Microtia Reconstruction - Stage 1-2

Timing

Preparation 

Procedure

OP NOTE:

Right grade 3 lobular microtia

Right costal cartilage from ribs 7-10 harvested

Two drains placed in postauricular hairline

Three cartilage pieces banked in right temporal hairline

 

Procedure in Detail:

The patient was brought into the operating room and placed supine on the table. General anesthesia was administerd and the patient underwent endotracheal intubation. The bed was turned 180 degrees. The planned incision sites were drawn over the right chest and right ear. 1% lidocaine with 1:100,000 epinephrine were infiltrated into the chest site and posterior to the `ear site. The patient was prepped and draped in a sterile fashion.

 

A 3cm horizontal incision was made with the 15 blade in the right chest over rib 7. Subcutaneous fat and muscle were dissected with Bovie cautery until the rib cartilage was encountered. Starting with rib 8, the intercostal muscle and fascia were dissected from the costal cartilage with Bovie cautery, and the cartilage was removed adjacent to the bony junction with 15 blade. The same was performed for ribs 6,7, and 9, of which 6 and 7 which were taken as one piece. Hemostasis was achieved with bipolar. The wound was irrigated and a valsalva was performed, revealing no air leak.  The wound was closed with 4-0 Polysorb deep sutures in layered fashion, and a 5-0 Biosyn skin in interrupted subcuticular fashion. An OnQ pump catheter was placed into the wound bed through a separate skin insertion prior to closure.  Skin glue was applied with steristrip on top. The OnQ pump catheter was secured to the abdomen with a Tegaderm dressing.

 

The ear was addressed simultaneously as the cartilage harvest.
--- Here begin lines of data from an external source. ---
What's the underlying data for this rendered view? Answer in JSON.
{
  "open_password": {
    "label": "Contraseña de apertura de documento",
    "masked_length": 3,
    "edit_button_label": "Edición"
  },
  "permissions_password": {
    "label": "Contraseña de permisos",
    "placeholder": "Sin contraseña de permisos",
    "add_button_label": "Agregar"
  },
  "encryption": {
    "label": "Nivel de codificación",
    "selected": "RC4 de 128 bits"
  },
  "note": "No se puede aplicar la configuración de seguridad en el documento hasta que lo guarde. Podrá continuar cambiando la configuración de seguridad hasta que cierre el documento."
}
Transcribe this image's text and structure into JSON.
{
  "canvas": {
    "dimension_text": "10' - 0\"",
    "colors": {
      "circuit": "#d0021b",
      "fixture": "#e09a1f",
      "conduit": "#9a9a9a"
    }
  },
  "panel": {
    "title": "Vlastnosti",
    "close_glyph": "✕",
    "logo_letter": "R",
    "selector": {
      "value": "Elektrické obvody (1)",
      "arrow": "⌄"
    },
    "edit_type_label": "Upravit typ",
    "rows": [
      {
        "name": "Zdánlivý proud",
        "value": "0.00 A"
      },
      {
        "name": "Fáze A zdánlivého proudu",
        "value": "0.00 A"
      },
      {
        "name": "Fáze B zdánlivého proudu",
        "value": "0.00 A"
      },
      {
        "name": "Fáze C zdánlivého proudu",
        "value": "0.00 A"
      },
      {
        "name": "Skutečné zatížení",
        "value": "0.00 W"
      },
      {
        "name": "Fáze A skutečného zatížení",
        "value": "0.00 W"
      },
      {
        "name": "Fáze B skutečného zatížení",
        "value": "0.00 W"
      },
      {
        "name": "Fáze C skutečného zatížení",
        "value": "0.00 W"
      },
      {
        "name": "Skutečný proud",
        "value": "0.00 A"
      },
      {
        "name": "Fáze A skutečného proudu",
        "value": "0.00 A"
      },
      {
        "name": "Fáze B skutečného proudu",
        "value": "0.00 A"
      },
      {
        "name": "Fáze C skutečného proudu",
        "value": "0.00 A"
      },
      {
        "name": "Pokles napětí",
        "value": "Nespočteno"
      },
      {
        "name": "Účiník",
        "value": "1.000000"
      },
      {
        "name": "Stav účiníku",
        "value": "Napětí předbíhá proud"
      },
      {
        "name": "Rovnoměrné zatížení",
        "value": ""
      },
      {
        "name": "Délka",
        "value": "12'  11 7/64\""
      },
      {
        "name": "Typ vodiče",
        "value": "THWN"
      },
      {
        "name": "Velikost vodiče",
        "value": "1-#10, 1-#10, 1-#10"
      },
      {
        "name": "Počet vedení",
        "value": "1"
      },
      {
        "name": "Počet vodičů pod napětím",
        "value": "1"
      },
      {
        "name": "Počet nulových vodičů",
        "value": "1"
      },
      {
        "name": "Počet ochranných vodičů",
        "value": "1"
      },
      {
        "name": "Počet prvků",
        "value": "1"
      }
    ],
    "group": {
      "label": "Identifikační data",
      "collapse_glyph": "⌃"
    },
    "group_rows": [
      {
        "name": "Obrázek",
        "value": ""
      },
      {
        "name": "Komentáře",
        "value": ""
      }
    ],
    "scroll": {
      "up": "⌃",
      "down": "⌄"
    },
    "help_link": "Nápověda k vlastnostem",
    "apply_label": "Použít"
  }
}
The incision was made with 15 blade across the lobule and in a periauricular fashion. Subcutaneous fat was raised with fine tipped scissors and curved tenotomy. Care was taken to preserve a pedicle in the planned conchal bowl. Two 10 Fr round drains were placed in the wound, exiting in the postauricular hairline. One drain site was noted to have brisk venous flow and was removed, hemostasis was achieved with bipolar, surgicel, and oversewn with 4-0 chromic. New postauricular drain placed. Hemostasis obtained with bipolar

 

Care was then turned to carving the cartilage grafts. The baseplate of the auricle was sculpted from the synchondrosis of the 6th and 7th rib with a 15 blade and a 3 mm cutting drill to recreate the base of the helix, antihelix, and antitragus. The 8th free rib cartilage was used to form the rim of the helix. The free 9th rib was used to fashion the antihelix and split to form the superior and inferior crus. The cartilage piece was used to fashion a U-shaped frame for the tragus and antitragus. Additional cartilage pieces were used to create a buttress for the tragus. The cartilage pieces were assembled with 4-0 and 5-0 Maxon sutures in horizontal mattress fashion (see intra-op photos).

 

The reconstructed ear was implanted into the skin of the right ear. The drains were placed on suction to vacuum the skin to the cartilage. The skin was closed with 5-0 polysorb and 5-0 chromic deep sutures and 6-0 Fast sutures in running and interrupted fashion for the superficial skin.

 

The three remaining cartilage grafts were banked over the temporal hairline through a 2 cm incision.  The wound was closed with a running 4-0 Plain suture.  

 

The drains were placed to bulb suction. Puddy was applied to the ear to maintain contours. A glasscock dressing was placed over the reconstructed ear.

 

Care was turned back to anesthesia, and the patient was extubated in the OR. He was brought to PACU in stable condition.